Indivisible of Nassau County, formerly Indivisible of Rockville Centre, also posted the announcement of the protest on its Facebook page.
According to both groups, among the other demonstration sponsors will be the Hempstead NAACP, Freeport/Roosevelt NAACP, the Nassau County chapter of the National Action Network, the Anti-Racism Project and Americans of Pakistani Heritage.
Mike Fricchione, spokesman to County Executive Laura Curran, said, "Everyone has a right to peacefully protest."
Security measures, he said, "are being put in place," adding, "We'll have more to say at a later time."
A representative of the Nassau County Police Department asked that this reporter call back Monday morning for more.
As of Sunday afternoon, protests against police brutality had swept across the nation, in nearly 70 cities, including in New York City, according to The New York Times. At times, they turned violent, as was the case in the city Saturday night.
On Saturday in Brentwood, in Suffolk County, there was a peaceful demonstration, attended by dozens of protesters who practiced social distancing.

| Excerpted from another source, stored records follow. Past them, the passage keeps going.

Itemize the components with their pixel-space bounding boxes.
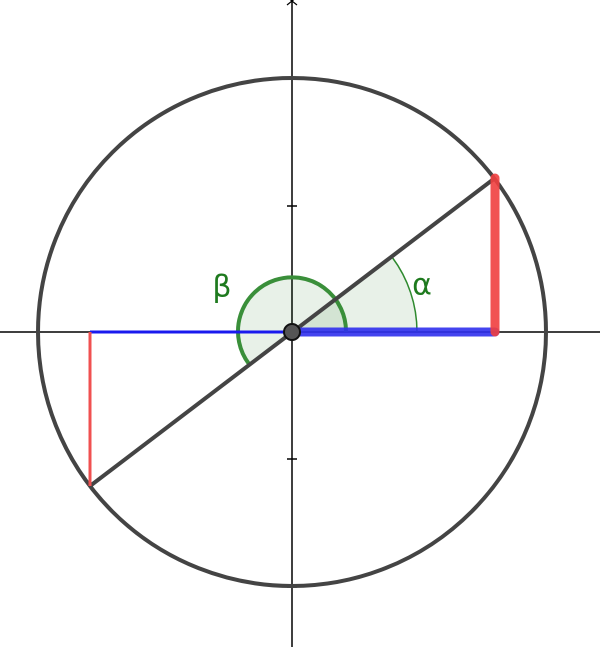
axis-end: [286, 0, 298, 6]
beta-arc: [236, 275, 349, 366]
unit-circle: [36, 76, 548, 588]
center-point: [283, 323, 301, 341]
beta-label: β: [212, 270, 231, 305]
alpha-sector: [292, 257, 417, 332]
alpha-arc: [391, 256, 418, 333]
alpha-label: α: [412, 268, 432, 303]
beta-sector: [238, 277, 347, 364]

On Friday, Curran tweeted her statement on Floyd's death. It read, "I was horrified after watching the video of the death of George Floyd and hearing his cries. I believe charges must be brought to ensure the accountability and justice all should expect in our nation."
Chauvin was charged with third-degree murder and manslaughter, but as of press time Sunday, none of the other three officers at the scene had been charged.
"This cruel act," Curran continued, "does not represent the vast majority of police officers who, with professionalism and honor, serve and protect our communities. Nassau is committed to community policing because it works. Building trust works, and we always strive to do better."
Governor Cuomo spent much of his Sunday coronavirus briefing addressing the protests that had turned violent, including in New York City. Racism is the central issue at hand, he noted.
"People are outraged, and I understand that. I'm outraged," he said, speaking of Floyd's death.
He said, however, that "violence never works.
"Burning down your own house never works," he added. "It dishonors Mr. Floyd's death.
"The goal has to be effecting change," Cuomo said. "Don't tell me we can't change ... Use this moment to demand real change."
According to the governor, people must demand that federal and state legislation be enacted to:
Prohibit local investigations of officer-involved deaths. Any such investigation should be conducted by an impartial third party, he said.
Define one standard of excessive police force across the nation.
Require the release of officers' records in cases such as Floyd's death.
"Be smart, be directed," the governor said. "Help your community, don't hurt your community.
"George Floyd," he said, "must not have died in vain," while adding, "Ninety-nine, point nine percent of police officers are good, hard-working people" working for the benefit of the communities they serve.